Cultivating a Reliable Sense of Safety, Part 2 [4.3.24]

This time we look at a reliable sense of safety more through the lens of neuroscience/modern psychology as well as introduce the Buddhist practice of lovingkindness– which was originally taught as an antidote to fear.


Discourse on Good Will

From teachings of the Buddha, complied by Jack Kornfield

May all beings be filled with joy and peace. 

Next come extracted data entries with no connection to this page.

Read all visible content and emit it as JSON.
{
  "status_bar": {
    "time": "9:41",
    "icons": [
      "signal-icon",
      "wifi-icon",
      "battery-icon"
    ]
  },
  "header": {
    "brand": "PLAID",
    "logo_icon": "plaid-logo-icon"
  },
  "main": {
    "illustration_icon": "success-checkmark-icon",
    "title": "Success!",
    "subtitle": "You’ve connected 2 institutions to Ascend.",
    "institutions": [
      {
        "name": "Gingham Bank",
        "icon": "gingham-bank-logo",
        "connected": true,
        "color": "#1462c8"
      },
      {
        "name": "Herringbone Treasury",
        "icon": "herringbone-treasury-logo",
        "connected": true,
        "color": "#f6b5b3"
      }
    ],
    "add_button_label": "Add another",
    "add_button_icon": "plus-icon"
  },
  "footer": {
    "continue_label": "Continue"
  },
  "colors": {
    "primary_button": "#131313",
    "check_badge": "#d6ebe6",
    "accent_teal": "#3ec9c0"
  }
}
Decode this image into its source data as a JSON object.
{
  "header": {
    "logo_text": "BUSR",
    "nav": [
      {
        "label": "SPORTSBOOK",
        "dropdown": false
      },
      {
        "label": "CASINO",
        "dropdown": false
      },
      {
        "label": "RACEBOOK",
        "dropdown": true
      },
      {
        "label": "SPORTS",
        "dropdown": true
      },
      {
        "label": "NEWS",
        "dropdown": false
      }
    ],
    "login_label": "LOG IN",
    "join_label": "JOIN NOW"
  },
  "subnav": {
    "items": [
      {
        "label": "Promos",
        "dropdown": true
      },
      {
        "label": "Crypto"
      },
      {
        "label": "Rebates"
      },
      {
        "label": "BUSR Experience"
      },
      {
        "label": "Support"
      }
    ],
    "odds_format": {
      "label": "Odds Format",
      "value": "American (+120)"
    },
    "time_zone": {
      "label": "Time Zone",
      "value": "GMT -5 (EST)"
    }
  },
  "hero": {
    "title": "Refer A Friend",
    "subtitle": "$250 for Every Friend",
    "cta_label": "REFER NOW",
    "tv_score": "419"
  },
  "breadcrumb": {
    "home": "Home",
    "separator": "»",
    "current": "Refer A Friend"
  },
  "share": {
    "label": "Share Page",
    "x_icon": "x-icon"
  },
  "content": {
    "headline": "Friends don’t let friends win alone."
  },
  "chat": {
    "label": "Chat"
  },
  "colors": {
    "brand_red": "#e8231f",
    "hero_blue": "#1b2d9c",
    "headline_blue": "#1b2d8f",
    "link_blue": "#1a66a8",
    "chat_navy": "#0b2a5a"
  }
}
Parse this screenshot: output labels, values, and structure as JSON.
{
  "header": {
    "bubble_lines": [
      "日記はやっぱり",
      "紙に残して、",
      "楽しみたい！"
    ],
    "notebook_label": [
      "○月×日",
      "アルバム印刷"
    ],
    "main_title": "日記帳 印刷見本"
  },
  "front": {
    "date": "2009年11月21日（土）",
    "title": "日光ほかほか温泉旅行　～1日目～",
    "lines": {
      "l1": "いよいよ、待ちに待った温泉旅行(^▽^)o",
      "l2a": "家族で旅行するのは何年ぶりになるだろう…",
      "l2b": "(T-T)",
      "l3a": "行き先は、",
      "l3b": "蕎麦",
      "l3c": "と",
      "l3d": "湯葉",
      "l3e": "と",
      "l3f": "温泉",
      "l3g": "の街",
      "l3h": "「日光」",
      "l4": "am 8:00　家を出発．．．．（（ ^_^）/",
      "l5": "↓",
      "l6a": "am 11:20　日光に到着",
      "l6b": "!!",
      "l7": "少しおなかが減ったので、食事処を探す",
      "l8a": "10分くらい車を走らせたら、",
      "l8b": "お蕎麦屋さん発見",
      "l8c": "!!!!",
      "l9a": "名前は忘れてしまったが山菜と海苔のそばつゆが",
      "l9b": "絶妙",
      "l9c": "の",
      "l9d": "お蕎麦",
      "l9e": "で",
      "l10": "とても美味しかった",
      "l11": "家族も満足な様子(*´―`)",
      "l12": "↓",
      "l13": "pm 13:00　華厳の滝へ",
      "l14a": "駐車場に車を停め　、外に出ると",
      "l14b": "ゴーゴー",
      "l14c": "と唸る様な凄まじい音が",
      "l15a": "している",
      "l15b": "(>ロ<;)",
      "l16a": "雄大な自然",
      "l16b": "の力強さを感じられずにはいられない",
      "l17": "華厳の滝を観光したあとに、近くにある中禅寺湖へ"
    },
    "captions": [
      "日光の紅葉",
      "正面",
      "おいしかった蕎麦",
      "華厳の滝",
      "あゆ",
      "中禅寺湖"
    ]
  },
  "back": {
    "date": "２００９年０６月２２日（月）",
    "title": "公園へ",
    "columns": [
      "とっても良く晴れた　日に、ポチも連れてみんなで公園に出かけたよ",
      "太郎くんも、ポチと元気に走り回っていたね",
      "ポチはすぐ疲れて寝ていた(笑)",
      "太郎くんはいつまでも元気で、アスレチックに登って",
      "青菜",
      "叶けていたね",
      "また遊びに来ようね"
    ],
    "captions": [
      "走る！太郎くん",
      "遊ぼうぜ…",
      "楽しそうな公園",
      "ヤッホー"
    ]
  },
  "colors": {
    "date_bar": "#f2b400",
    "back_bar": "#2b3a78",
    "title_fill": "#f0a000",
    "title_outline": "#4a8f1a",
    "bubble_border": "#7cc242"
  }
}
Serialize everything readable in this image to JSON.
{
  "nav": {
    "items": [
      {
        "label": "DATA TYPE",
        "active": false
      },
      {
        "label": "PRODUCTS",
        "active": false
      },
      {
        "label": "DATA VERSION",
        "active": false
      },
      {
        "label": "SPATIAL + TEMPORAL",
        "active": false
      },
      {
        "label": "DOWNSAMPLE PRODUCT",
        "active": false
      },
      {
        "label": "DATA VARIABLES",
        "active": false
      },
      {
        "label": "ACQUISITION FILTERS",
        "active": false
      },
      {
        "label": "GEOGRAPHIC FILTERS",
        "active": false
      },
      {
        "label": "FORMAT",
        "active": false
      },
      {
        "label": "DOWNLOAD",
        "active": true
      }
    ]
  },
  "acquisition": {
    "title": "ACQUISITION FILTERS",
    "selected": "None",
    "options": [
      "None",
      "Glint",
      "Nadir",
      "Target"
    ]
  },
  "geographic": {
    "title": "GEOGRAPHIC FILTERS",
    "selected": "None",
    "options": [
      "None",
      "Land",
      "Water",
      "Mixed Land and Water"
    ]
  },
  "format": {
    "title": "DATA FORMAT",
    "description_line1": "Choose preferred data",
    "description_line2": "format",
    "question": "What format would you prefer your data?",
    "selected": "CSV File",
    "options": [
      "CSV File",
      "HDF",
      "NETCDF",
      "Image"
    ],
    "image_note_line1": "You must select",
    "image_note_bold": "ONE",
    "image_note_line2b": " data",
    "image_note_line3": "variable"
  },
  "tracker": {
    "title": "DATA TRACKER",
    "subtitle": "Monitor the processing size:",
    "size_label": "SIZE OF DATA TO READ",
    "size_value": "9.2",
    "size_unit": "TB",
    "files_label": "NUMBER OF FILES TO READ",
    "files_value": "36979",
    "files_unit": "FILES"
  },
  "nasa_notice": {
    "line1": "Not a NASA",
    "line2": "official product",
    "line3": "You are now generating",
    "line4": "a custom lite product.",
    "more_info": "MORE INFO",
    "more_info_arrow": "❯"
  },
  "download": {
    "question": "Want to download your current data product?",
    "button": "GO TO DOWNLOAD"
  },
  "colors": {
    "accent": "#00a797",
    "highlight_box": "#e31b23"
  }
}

May all beings everywhere,

The strong and the weak,

The great and the small,

The short and the long,

The subtle and the gross:

May all beings everywhere,

Seen and unseen,

Dwelling far off or nearby,

Being or waiting to become:

May all be filled with lasting joy.

Let no one deceive another,

Let no one anywhere despise another,

Let no one out of anger or resentment

Wish suffering on anyone at all.

Just as a mother with her own life

Protects her child, her only child, from harm,

So within yourself let grow

So a boundless love for all creatures.

Let your love flow outward through the universe,

To its height, it’s depth, it’s broad extent,

A limitless love, without hatred or enmity.

Then, as you stand or walk,

Sit or lie down,

As long as you are awake,

Strive for this with a one-pointed mind;

Your life will bring heaven to earth.